Grand dictionnaire universel du XIXe siècle/ÉPERNON (Anne-Louise-Christine DE FOIX DE LA VALETTE D’), fille du précédent, petite-fille, par sa mère, de la duchesse de Verneuil et de Henri IV

Administration du grand dictionnaire universel (7, part. 2p. 686).

ÉPERNON (Anne-Louise-Christine de Foix de La Valette d’), fille du précédent, petite-fille, par sa mère, de la duchesse de Verneuil et de Henri IV, née en 1624, morte en 1701. Elle fut une de ces jeunes femmes de très-haut rang qui, frappées dans leur amour ou dans leur orgueil, allèrent peupler le couvent des Carmélites, dont Mme  Acarie venait d’ouvrir les portes, rue Saint-Jacques.

L’abbé Montis a écrit une vie de Mlle  d’Épernon (Paris, 1774, in-12), de laquelle il résulte que son héroïne prit le voile par le seul amour de Dieu et par dédain des vanités de ce monde. Le trop pieux abbé n’a pas voulu lire ou n’a point connu les mémoires de Mademoiselle et ceux de Mme  de Motteville, nous ne parlons pas de Brantôme, le médisant quand même et auquel il ne faut pas ajouter grande foi. Mais, entre l’auteur des Dames galantes et le panégyriste, il y a place pour la vérité, et cette vérité se trouve dans les écrits des deux nobles dames que nous venons de nommer, et qui, toutes deux, aimèrent tendrement celle dont nous parlons ici.

Le couvent des carmélites possède encore deux portraits de Mlle  d’Épernon. L’un la représente déjà âgée, à cinquante ans environ : sa figure est pâle, maigre, allongée ; les austérités, les ennuis, l’ombre du cloître ont mis là leur empreinte.

L’autre portrait de Mlle  d’Épernon, qui a été peint par Beaubrun et gravé par Edelinck, la représente toute jeune encore, pleine de charme et de grâce, de vie et de gaieté, le sourire aux lèvres, l’amour dans les yeux : c’est ainsi qu’elle était à vingt ans.
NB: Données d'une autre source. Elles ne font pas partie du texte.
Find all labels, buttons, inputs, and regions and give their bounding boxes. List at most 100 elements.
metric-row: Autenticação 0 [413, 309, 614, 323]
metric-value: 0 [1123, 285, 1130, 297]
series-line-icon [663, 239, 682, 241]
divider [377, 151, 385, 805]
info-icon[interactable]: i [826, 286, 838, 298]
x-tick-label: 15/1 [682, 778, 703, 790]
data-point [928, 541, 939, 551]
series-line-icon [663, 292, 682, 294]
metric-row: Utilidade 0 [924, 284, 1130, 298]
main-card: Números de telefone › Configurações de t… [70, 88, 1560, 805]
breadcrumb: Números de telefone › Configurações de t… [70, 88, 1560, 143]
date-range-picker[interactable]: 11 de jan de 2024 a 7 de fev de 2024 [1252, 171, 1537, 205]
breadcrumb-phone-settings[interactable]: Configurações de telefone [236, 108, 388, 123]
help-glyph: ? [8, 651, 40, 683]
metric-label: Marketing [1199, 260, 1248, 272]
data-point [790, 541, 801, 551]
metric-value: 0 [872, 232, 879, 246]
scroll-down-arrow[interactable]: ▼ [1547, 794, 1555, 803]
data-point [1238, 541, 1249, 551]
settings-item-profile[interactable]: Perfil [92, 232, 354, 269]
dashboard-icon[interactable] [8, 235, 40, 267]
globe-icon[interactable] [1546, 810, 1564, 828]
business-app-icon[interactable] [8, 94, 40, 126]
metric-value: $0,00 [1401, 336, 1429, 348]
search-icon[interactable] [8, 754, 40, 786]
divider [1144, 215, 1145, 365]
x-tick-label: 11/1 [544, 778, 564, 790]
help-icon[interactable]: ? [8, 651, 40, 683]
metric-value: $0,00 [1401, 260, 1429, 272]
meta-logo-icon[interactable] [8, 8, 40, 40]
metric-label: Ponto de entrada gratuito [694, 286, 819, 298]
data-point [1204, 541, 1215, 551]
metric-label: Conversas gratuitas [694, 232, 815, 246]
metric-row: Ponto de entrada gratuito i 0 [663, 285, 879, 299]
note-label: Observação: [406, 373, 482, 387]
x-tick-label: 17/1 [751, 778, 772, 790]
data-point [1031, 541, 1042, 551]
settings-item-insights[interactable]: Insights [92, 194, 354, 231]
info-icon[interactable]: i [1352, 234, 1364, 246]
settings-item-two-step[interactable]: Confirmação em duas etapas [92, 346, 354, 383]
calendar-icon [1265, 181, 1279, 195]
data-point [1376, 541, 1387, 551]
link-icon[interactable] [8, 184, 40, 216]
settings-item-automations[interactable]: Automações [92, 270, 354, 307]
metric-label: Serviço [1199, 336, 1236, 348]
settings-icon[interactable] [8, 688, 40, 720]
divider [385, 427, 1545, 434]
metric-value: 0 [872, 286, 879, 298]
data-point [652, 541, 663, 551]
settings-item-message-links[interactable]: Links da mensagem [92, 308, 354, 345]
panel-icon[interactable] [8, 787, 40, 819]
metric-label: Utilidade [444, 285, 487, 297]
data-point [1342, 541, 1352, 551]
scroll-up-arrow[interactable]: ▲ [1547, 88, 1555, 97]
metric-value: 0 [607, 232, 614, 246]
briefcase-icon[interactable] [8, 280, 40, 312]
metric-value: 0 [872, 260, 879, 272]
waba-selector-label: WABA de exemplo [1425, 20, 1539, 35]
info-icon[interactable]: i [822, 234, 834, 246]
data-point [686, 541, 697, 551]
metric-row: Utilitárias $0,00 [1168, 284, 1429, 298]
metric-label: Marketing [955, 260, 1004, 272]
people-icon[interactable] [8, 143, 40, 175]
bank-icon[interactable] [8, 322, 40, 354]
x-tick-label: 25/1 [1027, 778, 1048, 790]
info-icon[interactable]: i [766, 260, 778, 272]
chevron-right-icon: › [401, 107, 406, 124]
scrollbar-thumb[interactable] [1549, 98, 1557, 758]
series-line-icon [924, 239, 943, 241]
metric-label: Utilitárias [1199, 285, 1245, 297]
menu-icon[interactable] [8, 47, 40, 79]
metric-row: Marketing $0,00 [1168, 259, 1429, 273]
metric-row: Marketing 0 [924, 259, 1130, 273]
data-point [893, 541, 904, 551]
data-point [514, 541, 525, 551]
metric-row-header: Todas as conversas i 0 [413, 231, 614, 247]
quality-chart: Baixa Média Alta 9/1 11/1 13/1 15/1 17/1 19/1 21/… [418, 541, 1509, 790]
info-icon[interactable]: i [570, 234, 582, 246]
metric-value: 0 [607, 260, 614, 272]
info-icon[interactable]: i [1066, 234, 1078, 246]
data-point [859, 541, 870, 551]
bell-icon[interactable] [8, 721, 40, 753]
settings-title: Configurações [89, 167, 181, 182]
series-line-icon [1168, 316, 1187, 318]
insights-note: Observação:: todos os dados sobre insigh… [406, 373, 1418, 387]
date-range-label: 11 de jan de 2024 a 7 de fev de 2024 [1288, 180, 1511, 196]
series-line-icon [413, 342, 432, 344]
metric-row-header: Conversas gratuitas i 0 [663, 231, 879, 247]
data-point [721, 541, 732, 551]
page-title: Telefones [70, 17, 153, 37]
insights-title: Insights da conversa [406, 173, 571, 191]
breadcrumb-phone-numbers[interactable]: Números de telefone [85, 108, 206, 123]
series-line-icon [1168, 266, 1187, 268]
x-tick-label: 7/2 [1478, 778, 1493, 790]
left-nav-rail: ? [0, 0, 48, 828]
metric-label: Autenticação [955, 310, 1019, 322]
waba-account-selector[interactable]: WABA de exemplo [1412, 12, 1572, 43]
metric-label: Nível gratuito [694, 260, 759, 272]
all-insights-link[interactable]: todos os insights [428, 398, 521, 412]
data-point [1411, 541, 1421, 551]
Alors elle ne songeait point à ceindre sa taille délicate du cilice de sainte Thérèse : elle était de tous les jeux, de tous les bals, de tous les divertissements de la cour ; belle, de haute noblesse, adorée, elle vivait insouciante, heureuse, lorsqu’un jour on vint annoncer devant elle que le chevalier de Fiesque avait été tué au siège de Mardyck. À cette nouvelle, on vit pâlir et chanceler la petite-fille de Henri IV. Revenue à elle, elle se retira dans ses appartements, et, depuis, ne reparut plus à la cour, ne songea plus qu’à son salut.

En dépit de son père, qui rêvait pour sa fille une illustre alliance, et qui, pour empêcher sa prise de voile, en appela au parlement, au roi, au pape, malgré les doux reproches et les prières de son frère Candale, qui aimait tendrement sa sœur, Mlle  d’Épernon prit la résolution d’entrer au Souvent des carmélites. C’était en 1648, et elle avait vingt-quatre ans : l’année d’après, elle faisait profession, et échangeait son nom, un des plus grands de l’aristocratie française, contre celui d’Anne-Marie de Jésus, sous lequel elle vécut jusqu’à sa mort, survenue en 1701.